Le héros est un vrai naïf, dont on pourrait dire au départ qu’il a un petit vélo dans la tête, et qui su(b)it l’enseignement de Pangloss, un philosophe tellement optimiste qu’on se demande si lui-même ne travaille pas du chapeau, puisque malgré les nombreuses souffrances observées et endurées, il persistera à dire que tout est pour le mieux dans le meilleur des mondes.

Par la suite, Candide rencontre Martin, un philosophe également, mais manichéen jusqu’au bout des doigts, convaincu que ce bas monde est régi par des principes maléfiques.

Après moult péripéties aussi variées qu’invraisemblables, presque tous les personnages se retrouvent sous le soleil de Constantinople, et, loin de trancher entre les positions de ses deux maîtres à penser, la seule conclusion à laquelle arrive ce brave Candide à l’automne de sa vie, c’est qu’il faut cultiver notre jardin.

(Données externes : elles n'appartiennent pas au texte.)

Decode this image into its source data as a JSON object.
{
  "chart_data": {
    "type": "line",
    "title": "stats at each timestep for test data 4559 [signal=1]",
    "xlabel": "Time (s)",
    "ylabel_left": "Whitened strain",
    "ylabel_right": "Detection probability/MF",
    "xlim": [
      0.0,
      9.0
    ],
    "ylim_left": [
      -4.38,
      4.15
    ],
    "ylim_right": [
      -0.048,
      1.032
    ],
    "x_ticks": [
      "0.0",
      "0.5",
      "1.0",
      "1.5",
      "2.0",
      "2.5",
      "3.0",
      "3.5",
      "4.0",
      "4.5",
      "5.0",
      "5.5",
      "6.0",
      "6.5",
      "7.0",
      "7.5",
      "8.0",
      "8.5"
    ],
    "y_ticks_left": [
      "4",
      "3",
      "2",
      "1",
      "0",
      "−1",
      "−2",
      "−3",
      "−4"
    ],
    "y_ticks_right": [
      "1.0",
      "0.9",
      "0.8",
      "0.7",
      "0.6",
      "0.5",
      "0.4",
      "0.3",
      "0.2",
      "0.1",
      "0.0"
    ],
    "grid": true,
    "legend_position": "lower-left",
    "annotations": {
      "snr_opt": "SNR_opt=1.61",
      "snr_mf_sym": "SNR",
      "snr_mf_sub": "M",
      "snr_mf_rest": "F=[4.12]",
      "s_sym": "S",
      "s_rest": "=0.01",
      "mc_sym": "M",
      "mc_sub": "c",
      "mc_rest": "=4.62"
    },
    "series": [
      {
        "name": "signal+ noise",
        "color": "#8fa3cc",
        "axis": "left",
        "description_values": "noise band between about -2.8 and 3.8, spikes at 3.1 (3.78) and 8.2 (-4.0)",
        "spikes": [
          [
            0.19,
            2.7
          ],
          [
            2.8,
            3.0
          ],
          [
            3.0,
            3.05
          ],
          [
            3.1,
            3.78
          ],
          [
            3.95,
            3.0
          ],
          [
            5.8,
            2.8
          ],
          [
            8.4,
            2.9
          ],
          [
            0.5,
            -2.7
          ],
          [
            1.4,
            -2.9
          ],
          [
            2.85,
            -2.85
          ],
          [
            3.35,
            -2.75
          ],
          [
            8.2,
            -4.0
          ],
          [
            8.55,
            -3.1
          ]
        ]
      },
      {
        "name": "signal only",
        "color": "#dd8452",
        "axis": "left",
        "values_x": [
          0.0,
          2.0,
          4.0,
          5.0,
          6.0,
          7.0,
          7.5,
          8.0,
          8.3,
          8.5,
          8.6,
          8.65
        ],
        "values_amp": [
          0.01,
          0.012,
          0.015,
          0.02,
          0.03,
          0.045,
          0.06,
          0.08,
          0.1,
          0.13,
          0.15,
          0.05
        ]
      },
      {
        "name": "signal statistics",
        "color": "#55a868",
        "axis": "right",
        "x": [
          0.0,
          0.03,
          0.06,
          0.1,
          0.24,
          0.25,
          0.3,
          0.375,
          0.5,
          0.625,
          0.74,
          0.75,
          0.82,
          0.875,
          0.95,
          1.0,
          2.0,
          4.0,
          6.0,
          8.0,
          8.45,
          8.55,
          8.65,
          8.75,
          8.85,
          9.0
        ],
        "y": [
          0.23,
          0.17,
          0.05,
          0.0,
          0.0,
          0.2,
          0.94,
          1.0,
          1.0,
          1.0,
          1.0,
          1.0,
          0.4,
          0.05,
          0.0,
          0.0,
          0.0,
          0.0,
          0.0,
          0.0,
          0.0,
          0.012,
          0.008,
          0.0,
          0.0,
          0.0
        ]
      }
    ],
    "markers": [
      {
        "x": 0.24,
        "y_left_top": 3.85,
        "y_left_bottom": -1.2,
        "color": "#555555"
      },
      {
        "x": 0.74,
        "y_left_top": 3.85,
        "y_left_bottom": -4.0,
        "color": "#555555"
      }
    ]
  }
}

Si ce n’est pas d’une haute portée philosophique, c’est assez court et ça reste facile à lire…
 
Merci, je suis très honoré.

Thème proposé : Envie d’exotisme

Mots à utiliser :
  • parfumer
  • officiel
  • ciment
  • ottomane
  • déterrer
Mon métier officiel est de déterrer les cadavres... Un sarcophage en ciment, daté de la dynastie ottomane et retrouvé par hasard lors de fouilles sur l'esplanade de ma ville a nécessité mes services.
J'ai donc procédé à l'ouverture, discrètement et en début de nuit, masqué par des écrans de toile pour travailler à l'abri des curieux.
Muni d'un maillet et d'un ciseau j'ai réussi à décoller le couvercle, que j'ai fait pivoter sur son grand axe.
Aussitôt une odeur de poudre noire a commencé à parfumer mes narines, me laissant à peine le temps de plonger au sol pour éviter une explosion brutale et violente. Je vis le cadavre se dresser, vêtu d'oripeaux détruits par les années passées ainsi sous terre, puis les morceaux du corps voler de toutes parts.
C'est alors que, sonné par la déflagration, je réalisais que j'avais abusé de ma chance, et que ma bonne étoile m'avait abandonné. Me trainant sur les pavé de cette place, j'eus soudain une énorme envie d'exotisme...
 
Pour ma douce peau parfumer
J'en ai marre de me faire plumer
Par le revendeur officiel
De cette odeur tombée du ciel
Et qui sent si fort le ciment
Que je crains un vomissement.
Vite, se vautrer sur l'ottomane
Aussi ardent qu'un opiomane
Qui s'évertue à déterrer
Les parfums qu'il veut honorer.
 
Dernière édition:
Thème proposé : Envie d’exotisme

Mots à utiliser :
• parfumer
• officiel
• ciment
• ottomane
• déterrer

Corinne voulait aller à Bali. Mais j’étais le patron d’une petite boîte et j’avais trop de boulot en ce moment pour prendre des vacances.
Alors elle est partie avec Murielle, une copine de travail pour, normalement, une semaine.
Je ne lui ai rien dit mais je l’avais quand même mauvaise.
Et puis Murielle m’a appelé deux jours après pour me demander si Corinne allait mieux.
  • Pourquoi irait-elle mieux ?
  • Bah elle a pris une semaine de maladie alors j’espère qu’elle va mieux. Et Jean-François lui aussi a pris une semaine. Il y a de l’épidémie dans l’air - dit-elle en riant.
  • Ah oui bien sûr, excuse-moi. Oui ça va un peu mieux, merci.
Deux minutes de bla-bla et j’ai raccroché.
Question à 100.000 dollars : si ce n’était pas avec Murielle, avec qui était-elle partie ?
J’ai repensé à ce Jean-François évoqué par Murielle. Ce collègue dont Corinne m'avait parlé plusieurs fois : serviable, gentil, toujours prêt à donner un coup de main.
Tilt ! Donc c’était officiel, j’étais cocu.
Je l’imaginais bien, telle une princesse devant lui, assise sur une ottomane pour se pomponner, se parfumer - et tout le reste ! - dans ce pays du bout du monde.
La haine pure et simple !

Donc dans cinq/six jours elle va rentrer…
Derrière notre pavillon on a un grand jardin…
Cent ou cent cinquante kilos de ciment devraient suffire…
Personne ne va la déterrer par accident…
 
Merci, je suis très honoré.

Thème proposé : Envie d’exotisme

Mots à utiliser :
  • parfumer
  • officiel
  • ciment
  • ottomane
  • déterrer

Partons sur une réponse pour le 21 octobre…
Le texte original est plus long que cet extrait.